"Plus de liberté comme écrivain"
Désormais seul en
Indochine, Nicola a prolongé en musique l'une de ses Mauvaises
Nouvelles. La chanson s'intitule... Justine.
BRUXELLES
Il y a 18 ans (eh oui! le temps passe...), Nicola Sirkis et son frère regretté (voir nos éditions de mercredi) se moquaient en douce des héros invincibles style Bob Morane, mais l'esprit de garnement du leader d'Indochine, malgré les écueils, ne s'est guère modifié.
À 40 ans, cela dit, Nicola est également devenu romancier, comme en témoigne Mauvaises Nouvelles, le recueil paru chez Lattés au printemps 98. "Sur notre dernier album Dancetaria (sortira mardi), je prolonge en musique l'une des histoires de ce livre.
La chanson en est la suite logique et s'intitule Justine. Dans le bouquin (pour ceux qui ne l'auraient pas lu), il est question d'une petite fille qui, sans arrêt, appelle et cherche un Monsieur. On se rend compte à la fin qu'il s'agit en fait de son père..."
Son prochain livre ira loin
"En ce moment, poursuit Nicola, j'ai un roman en préparation mais avec plusieurs thèmes sur le même établi. Tout ça est donc encore à l'état d'ébauche. Ce que j'aime dans le travail d'écrivain entre guillemets, c'est qu'il offre plus de liberté que la composition de mélodies.
Pour un album, la technique est en effet très très contraignante... Bref, ce que j'ai envie de vous dire, c'est que mon prochain ouvrage ira assez loin. Ce sera une histoire d'amour mais pas dans ce que l'amour a de convenu... (sourire)"
Cajoleur de plume, celui qu'on assimila à tort au Robert Smith made in France aime aussi dévorer des kilos de pages.
Amateur d'Edith Wharton
Et son récent coup de coeur en la matière, c'est... "Sous le règne de Bone, de Russell Banks (édité par Actes Sud en 1995). Ce roman nous mène à la rencontre de Chappie, une jeune femme qui fut violée par son père, vit dans le sud du Texas et croise une galerie de personnages plus pittoresques les uns que les autres.

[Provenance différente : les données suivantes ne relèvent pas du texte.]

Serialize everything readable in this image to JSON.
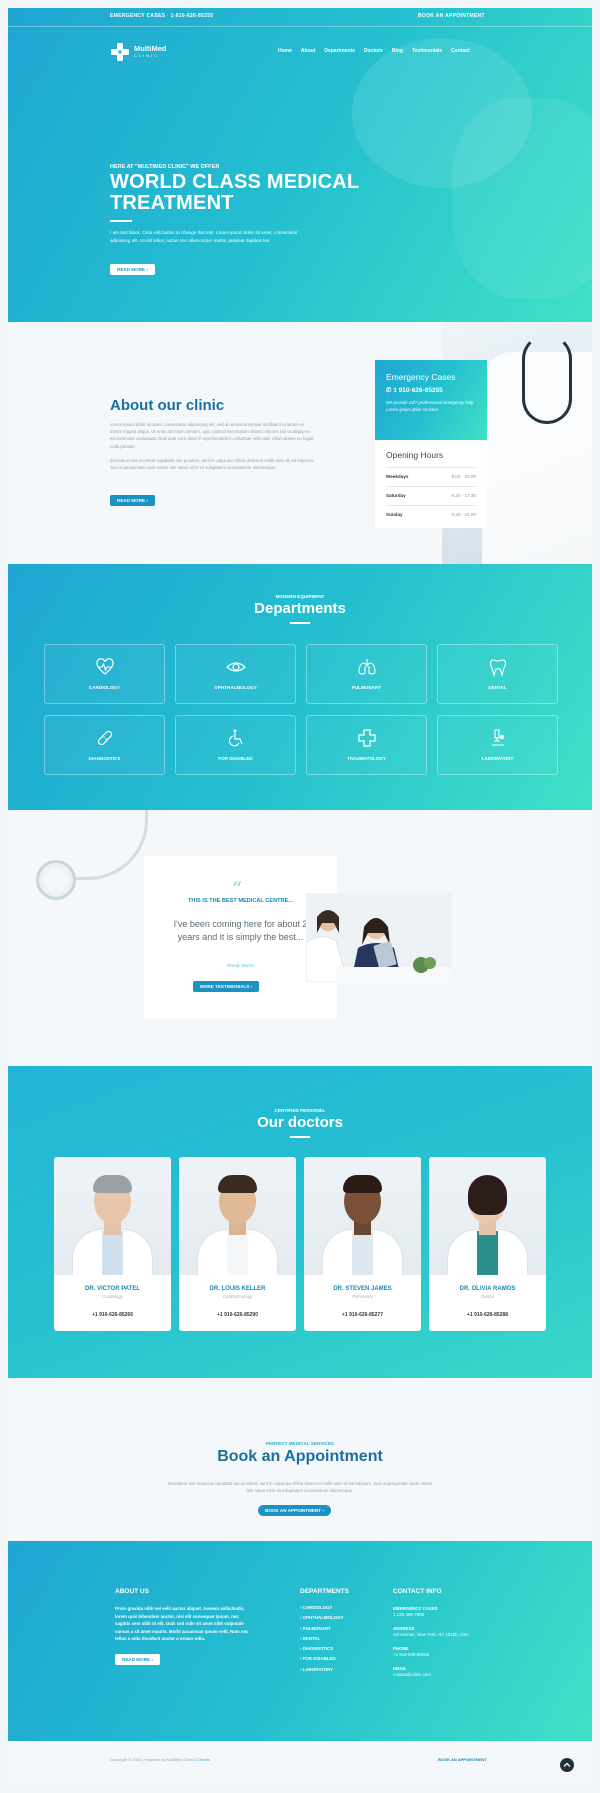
{
  "topbar": {
    "emergency": "EMERGENCY CASES · 1-910-626-85255",
    "appointment": "BOOK AN APPOINTMENT"
  },
  "logo": {
    "name": "MultiMed",
    "sub": "CLINIC"
  },
  "nav": [
    "Home",
    "About",
    "Departments",
    "Doctors",
    "Blog",
    "Testimonials",
    "Contact"
  ],
  "hero": {
    "kicker": "HERE AT \"MULTIMED CLINIC\" WE OFFER",
    "title": "WORLD CLASS MEDICAL TREATMENT",
    "text": "I am text block. Click edit button to change this text. Lorem ipsum dolor sit amet, consectetur adipiscing elit. Ut elit tellus, luctus nec ullamcorper mattis, pulvinar dapibus leo.",
    "button": "READ MORE ›"
  },
  "about": {
    "title": "About our clinic",
    "p1": "Lorem ipsum dolor sit amet, consectetur adipisicing elit, sed do eiusmod tempor incididunt ut labore et dolore magna aliqua. Ut enim ad minim veniam, quis nostrud exercitation ullamco laboris nisi ut aliquip ex ea commodo consequat. Duis aute irure dolor in reprehenderit in voluptate velit esse cillum dolore eu fugiat nulla pariatur.",
    "p2": "Excepteur sint occaecat cupidatat non proident, sunt in culpa qui officia deserunt mollit anim id est laborum. Sed ut perspiciatis unde omnis iste natus error sit voluptatem accusantium doloremque.",
    "button": "READ MORE ›"
  },
  "emergency": {
    "title": "Emergency Cases",
    "phone": "1 910-626-85255",
    "text": "We provide 24/7 professional emergency help. Lorem ipsum dolor sit amet."
  },
  "hours": {
    "title": "Opening Hours",
    "rows": [
      {
        "day": "Weekdays",
        "time": "9.00 - 20.00"
      },
      {
        "day": "Saturday",
        "time": "9.30 - 17.30"
      },
      {
        "day": "Sunday",
        "time": "9.30 - 15.00"
      }
    ]
  },
  "departments": {
    "kicker": "MODERN EQUIPMENT",
    "title": "Departments",
    "items": [
      {
        "label": "CARDIOLOGY",
        "icon": "heart-pulse-icon"
      },
      {
        "label": "OPHTHALMOLOGY",
        "icon": "eye-icon"
      },
      {
        "label": "PULMONARY",
        "icon": "lungs-icon"
      },
      {
        "label": "DENTAL",
        "icon": "tooth-icon"
      },
      {
        "label": "DIAGNOSTICS",
        "icon": "bandage-icon"
      },
      {
        "label": "FOR DISABLED",
        "icon": "wheelchair-icon"
      },
      {
        "label": "TRAUMATOLOGY",
        "icon": "cross-icon"
      },
      {
        "label": "LABORATORY",
        "icon": "microscope-icon"
      }
    ]
  },
  "testimonial": {
    "head": "THIS IS THE BEST MEDICAL CENTRE...",
    "quote": "I've been coming here for about 2 years and it is simply the best...",
    "author": "Randy Burne",
    "button": "MORE TESTIMONIALS ›"
  },
  "doctors": {
    "kicker": "CERTIFIED PERSONEL",
    "title": "Our doctors",
    "items": [
      {
        "name": "DR. VICTOR PATEL",
        "spec": "Cardiology",
        "phone": "+1 910-626-85266"
      },
      {
        "name": "DR. LOUIS KELLER",
        "spec": "Ophthalmology",
        "phone": "+1 910-626-85290"
      },
      {
        "name": "DR. STEVEN JAMES",
        "spec": "Pulmonary",
        "phone": "+1 910-626-85277"
      },
      {
        "name": "DR. OLIVIA RAMOS",
        "spec": "Dental",
        "phone": "+1 910-626-85288"
      }
    ]
  },
  "book": {
    "kicker": "PERFECT MEDICAL SERVICES",
    "title": "Book an Appointment",
    "text": "Excepteur sint occaecat cupidatat non proident, sunt in culpa qui officia deserunt mollit anim id est laborum. Sed ut perspiciatis unde omnis iste natus error sit voluptatem accusantium doloremque.",
    "button": "BOOK AN APPOINTMENT ›"
  },
  "footer": {
    "about_title": "ABOUT US",
    "about_text": "Proin gravida nibh vel velit auctor aliquet. Aenean sollicitudin, lorem quis bibendum auctor, nisi elit consequat ipsum, nec sagittis sem nibh id elit. Duis sed odio sit amet nibh vulputate cursus a sit amet mauris. Morbi accumsan ipsum velit. Nam nec tellus a odio tincidunt auctor a ornare odio.",
    "about_button": "READ MORE ›",
    "dept_title": "DEPARTMENTS",
    "dept_items": [
      "› CARDIOLOGY",
      "› OPHTHALMOLOGY",
      "› PULMONARY",
      "› DENTAL",
      "› DIAGNOSTICS",
      "› FOR DISABLED",
      "› LABORATORY"
    ],
    "contact_title": "CONTACT INFO",
    "contacts": [
      {
        "k": "EMERGENCY CASES",
        "v": "1 123-456-7890"
      },
      {
        "k": "ADDRESS",
        "v": "1st Avenue, New York, NY 10180, USA"
      },
      {
        "k": "PHONE",
        "v": "+1 910-626-85266"
      },
      {
        "k": "EMAIL",
        "v": "contact@clinic.com"
      }
    ]
  },
  "bottom": {
    "copy": "Copyright © 2016 | Powered by MultiMed Clinic |",
    "credits": "Credits",
    "book": "BOOK AN APPOINTMENT"
  },
  "colors": {
    "accent": "#1b92c2",
    "title": "#1b6f9e",
    "gradient_start": "#1fa6d2",
    "gradient_end": "#3fe1c6"
  }
}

À part ça, en littérature, j'aime beaucoup le ton d'Edith Wharton (l'auteur, notamment, des Boucanières et du Temps de l'innocence, qui fut adapté au cinéma par Martin Scorsese avec Michelle Pfeiffer et Daniel Day-Lewis). Car moi, je suis très romantisme du 19e siècle."
À un endroit, sur la bio accompagnant la dernière oeuvre d'Indochine, c'est, en revanche, Roméo et Juliette qui est cité. Explications. "Je suis très romantisme du 19e siècle et très shakespearien aussi! Roméo et Juliette, c'est pour moi l'une sinon la plus belle histoire d'amour qui ait jamais été contée. Avec Belle du Seigneur d'Albert Cohen, par exemple."
Indochine, Dancetaria (Double T Music) - En concert le 20/11 à Forest-National.